Today is a snow day! THIS IS VERY EXCITING and also obviously impetus to write up the most tropical book in my backlog.
I can't remember where it was I saw Célestine Hitiura Vaite's
Breadfruit recommended -- maybe via
astroprojection? -- but I picked it up on impulse for my trip to the Galapagos and did not regret it.
Breadfruit follows Matarena Mahi, a Tahitian woman with a long-term live-in boyfriend, a couple of kids, a low-paying cleaning job, and a large extended family. In theory, the novel focuses on the fallout of Matarena's boyfriend's drunken proposal one night and Matarena's subsequent case of secret wedding fever.
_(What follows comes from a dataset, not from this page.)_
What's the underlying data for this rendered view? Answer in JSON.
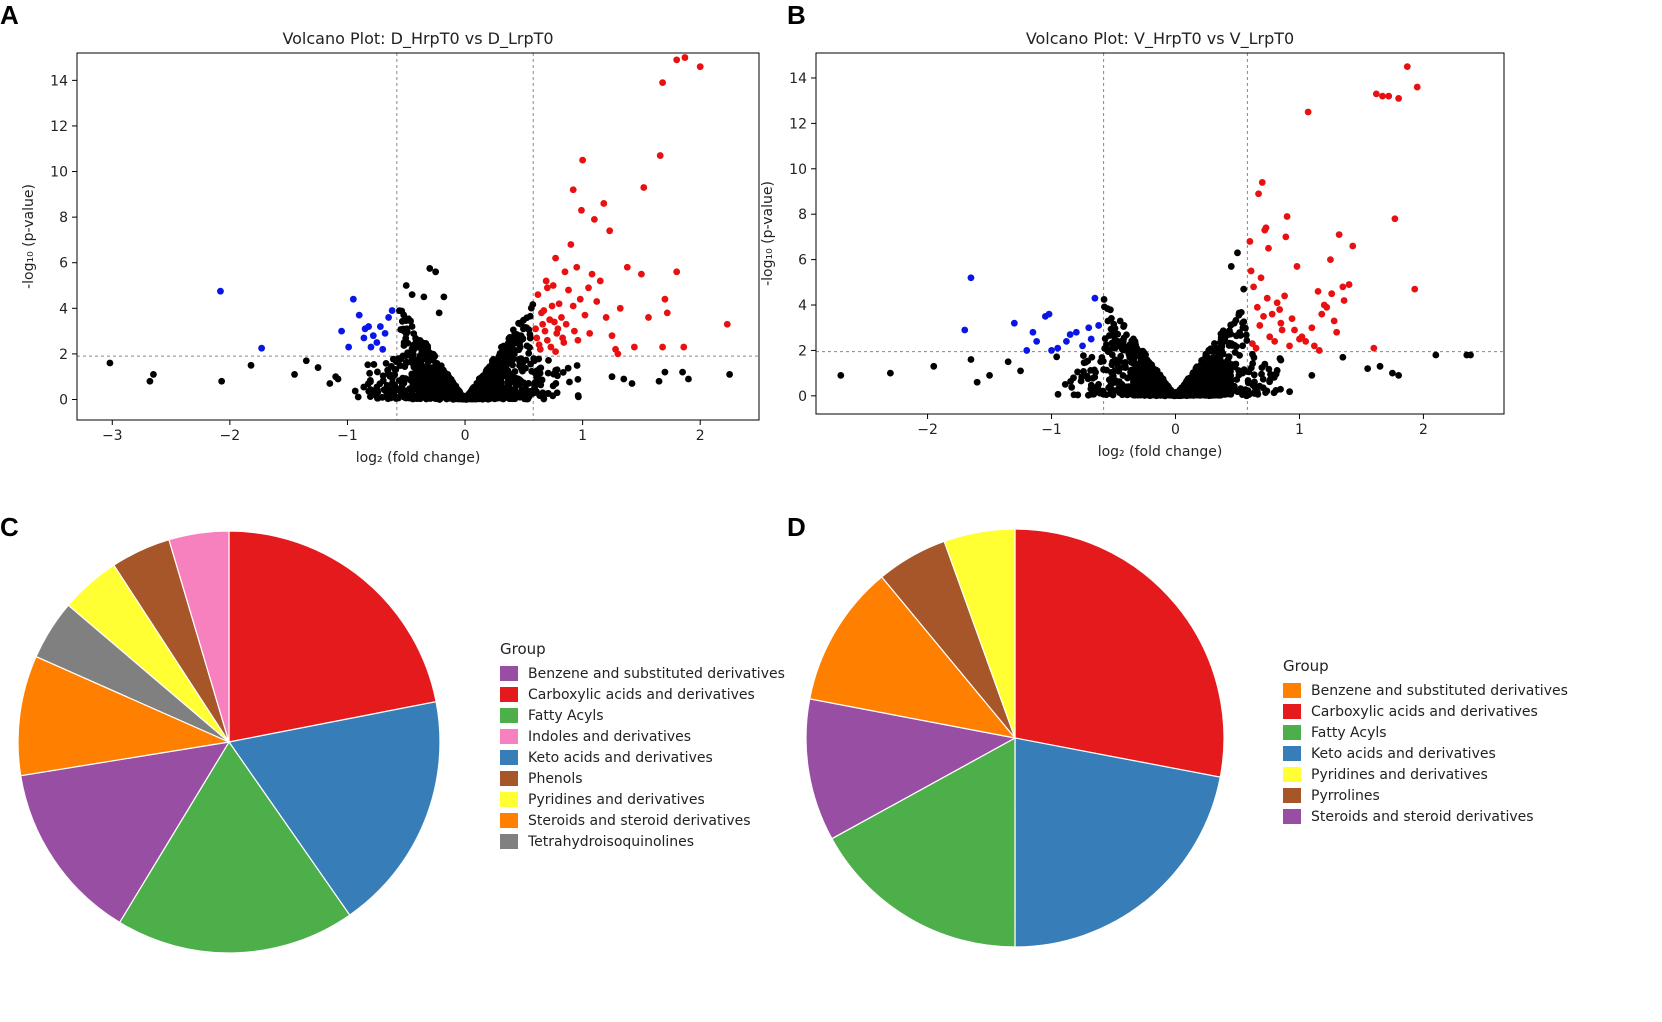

In practice, it's more of a set of linked short stories -- Matarena bounces around and interacts with various members of her family and community, providing the opportunity for the narrator to share Interesting Anecdotes about each of them.
This may seem like a weird comparison, but the structure of the book reminds me more than anything else of Sidney Taylor's All-of-a-Kind Family books -- like, Breadfruit is obviously not a book for children (anecdotes range from The Time Cousin Y Ruined A Hot Stranger's Fancy Car By Giving Birth In It and The Time Matarena Went To The Gay Bar To Visit Cousin Z's Trans Girlfriend And Ask Her About Wedding DJs to The Time Rich White People Legally Stole Cousin A's Baby And Nobody Could Do Anything About It) but it's got that same feeling of a cluster of tales that come together to form a portrait of a community and a culture that the author knows intimately and wants to share.
Some stories are sad, but the book overall is not depressing; like Matarena herself, it's warm, generous, well-intentioned, and occasionally flashes sharp teeth. Vaite's written two more books about Matarena and her family, and I definitely intend to read them.